Il n’y a pas meilleure période que la fin novembre pour visiter Londres. Entre le froid, la pluie et la nuit qui tombe dès 16h, tous les voyants sont au vert pour courir se réfugier dans les musées pubs, grands dépositaires de la culture locale.
Les amis vous savez qu’ici on ne se gêne pas pour échapper à la carte postale; aussi aujourd’hui nous n’aurons au programme ni Big Ben ni Buckingham palace, je vous propose à la place une balade un peu ethnique, plutôt spicy, une escapade colorée malgré la grisaille.
Nous irons visiter l’extravagant marché de Camden Town au nord de l’hypercentre, puis direction l’East End et le quartier multiculturel qui accueille depuis toujours les déracinés à la recherche d’une vie meilleure.
Mais après 4h30 d’Eurostar au lieu des 2 heures habituelles, en partie suite à l’évacuation totale de la gare de Lille pour colis suspect, il n’y a plus aucune minute à perdre. Le temps de dropper les bagages et direction le down town et Chinatown pour profiter de l’ambiance londonienne du samedi soir, ambiance “mind the gap !” c’est parti…
Soho et Chinatown
Le centre-ville de Londres tombe mathématiquement à Sharing Cross, le quartier du célèbre Trafalgar Square où une amie m’avait donné rendez-vous lors de ma première visite au Old Smoke il y a fort longtemps. Elle avait précisé qu’elle attendrait sous la statue de Napoléon. Je ne connaissais pas Londres mais je connais un peu l’histoire, et je doutais sérieusement que les anglais aient érigé une statue à la gloire du petit caporal. Effectivement c’est l‘amiral Nelson qui trône sur la place, un bicorne peut en cacher un autre.
Je repense à cette première visite en passant Sharing Cross pour aller juste à côté, dans le triangle Soho, Leicester Square et Covent Garden qui forme l’épicentre touristique des Saturday nights.
Ici les touristes se mêlent à la jeunesse dorée pour l’incontournable tournée des pubs. Un mélange plutôt réussi, une ambiance très bon enfant malgré l’alcool, des anglaises assez délirantes pour les plus jeunes et les quinquas, plutôt sages dans l’entre deux.

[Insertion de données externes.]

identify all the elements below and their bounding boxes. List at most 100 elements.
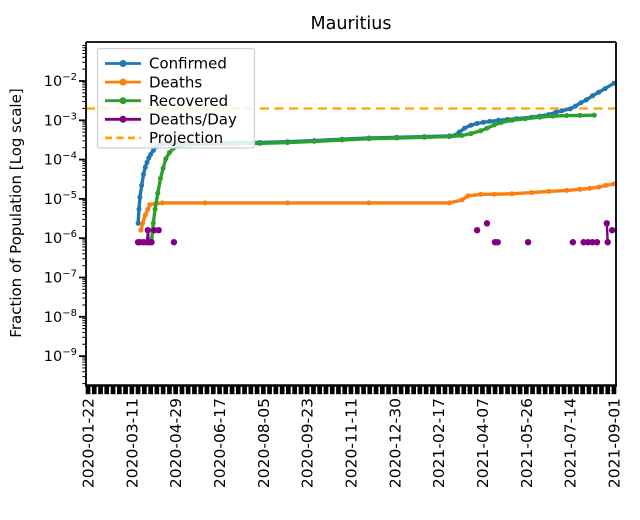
deaths-marker	[509, 191, 515, 197]
recovered-marker	[158, 176, 163, 181]
x-tick-label: 2020-08-05	[255, 398, 273, 488]
x-tick	[480, 386, 485, 395]
y-tick-label: 10−8	[44, 308, 77, 326]
x-tick	[223, 386, 229, 395]
recovered-marker	[459, 133, 465, 138]
x-tick	[129, 386, 135, 395]
x-tick	[524, 386, 529, 395]
confirmed-marker	[480, 119, 486, 125]
axes-layer: 2020-01-22 2020-03-11 2020-04-29 2020-06-17…	[44, 41, 624, 488]
deaths-per-day-marker	[148, 239, 155, 246]
deaths-marker	[446, 200, 452, 206]
deaths-marker	[140, 220, 146, 226]
x-tick	[561, 386, 567, 395]
x-tick	[329, 386, 335, 395]
x-tick	[167, 386, 172, 395]
x-tick	[467, 386, 473, 395]
recovered-marker	[366, 136, 372, 142]
x-tick	[217, 386, 222, 395]
deaths-marker	[577, 186, 583, 192]
x-tick	[354, 386, 360, 395]
y-tick-label: 10−2	[44, 72, 77, 90]
x-tick	[154, 386, 160, 395]
x-tick	[210, 386, 216, 395]
deaths-per-day-marker	[155, 227, 162, 234]
x-tick	[367, 386, 373, 395]
x-tick	[461, 386, 467, 395]
x-tick-label: 2020-03-11	[123, 398, 141, 488]
recovered-marker	[339, 137, 345, 143]
x-tick	[392, 386, 398, 395]
deaths-per-day-marker	[609, 227, 616, 234]
recovered-marker	[160, 165, 166, 171]
deaths-marker	[491, 191, 497, 197]
deaths-per-day-marker	[144, 227, 152, 234]
deaths-per-day-marker	[170, 239, 178, 246]
deaths-per-day-marker	[589, 239, 596, 246]
confirmed-marker	[462, 125, 468, 131]
x-tick	[555, 386, 560, 395]
legend-item-deaths-day-sample-marker	[119, 115, 127, 123]
recovered-marker	[285, 140, 290, 146]
recovered-marker	[537, 114, 543, 120]
x-tick	[511, 386, 517, 395]
y-tick-label: 10−5	[44, 190, 77, 208]
x-tick	[286, 386, 291, 395]
x-tick	[279, 386, 285, 395]
recovered-marker	[166, 150, 172, 156]
legend-item-confirmed-label: Confirmed	[149, 55, 227, 73]
deaths-per-day-marker	[569, 239, 577, 246]
recovered-marker	[509, 117, 515, 123]
confirmed-marker	[474, 121, 480, 126]
legend-item-deaths: Deaths	[105, 73, 202, 91]
deaths-per-day-marker	[604, 239, 611, 246]
x-tick	[104, 386, 110, 395]
recovered-marker	[311, 138, 317, 144]
x-tick	[405, 386, 410, 395]
confirmed-marker	[602, 86, 608, 92]
deaths-marker	[529, 190, 535, 196]
confirmed-marker	[150, 148, 156, 153]
recovered-marker	[152, 206, 158, 212]
x-tick	[586, 386, 592, 395]
deaths-marker	[478, 191, 484, 197]
x-tick	[542, 386, 548, 395]
legend-item-projection: Projection	[105, 129, 223, 147]
recovered-marker	[484, 125, 490, 131]
x-tick	[91, 386, 97, 395]
x-tick	[574, 386, 579, 395]
confirmed-marker	[553, 109, 559, 115]
x-tick	[179, 386, 185, 395]
confirmed-marker	[573, 103, 578, 109]
x-tick	[436, 386, 441, 395]
x-tick	[517, 386, 523, 395]
legend: ConfirmedDeathsRecoveredDeaths/DayProjec…	[96, 47, 256, 149]
x-tick	[267, 386, 272, 395]
deaths-per-day-marker	[151, 227, 158, 234]
y-tick-label: 10−9	[44, 347, 77, 365]
confirmed-marker	[136, 206, 142, 212]
x-tick	[292, 386, 297, 395]
deaths-marker	[366, 200, 372, 206]
x-tick	[235, 386, 241, 395]
recovered-marker	[446, 134, 452, 140]
legend-box	[96, 47, 256, 149]
x-tick	[398, 386, 404, 395]
x-tick	[198, 386, 204, 395]
deaths-marker	[159, 200, 165, 206]
x-tick	[348, 386, 354, 395]
deaths-marker	[596, 184, 602, 190]
x-tick	[442, 386, 448, 395]
confirmed-marker	[142, 164, 148, 170]
x-tick	[123, 386, 128, 395]
x-tick	[486, 386, 492, 395]
recovered-marker	[491, 122, 497, 128]
chart-title: Mauritius	[311, 14, 392, 34]
x-tick	[248, 386, 254, 395]
recovered-marker	[522, 116, 528, 122]
confirmed-marker	[487, 118, 493, 124]
deaths-per-day-marker	[494, 239, 501, 246]
deaths-marker	[465, 193, 471, 199]
x-tick	[386, 386, 391, 395]
x-tick	[160, 386, 166, 395]
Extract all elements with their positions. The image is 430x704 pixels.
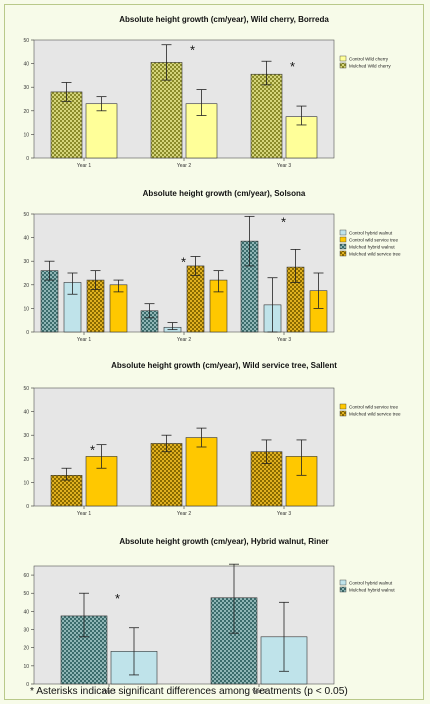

Au passage, on croise pas mal de gens d’origine indienne dans les pubs, en tant que grand partisan du vivre ensemble je ne peux que m’en réjouir.
Ces fameux pubs
Au cœur du mode de vie anglo-saxon, les pubs sont de véritables institutions et jouent depuis plus de mille ans un rôle social déterminant chez nos amis britishs . Le nom vient des public houses, ces lieux où l’on buvait déjà au Moyen Age des bières à haute fermentation.
Aujourd’hui les pubs ont compris qu’il fallait se diversifier pour survivre, et proposent pour certains une cuisine haut de gamme, pour d’autres des concerts, karaokés, jeux, matchs de foot… Un prolongement de chez soi, où les différences sociales sont autant que possible gommées, et où on peut sociabiliser.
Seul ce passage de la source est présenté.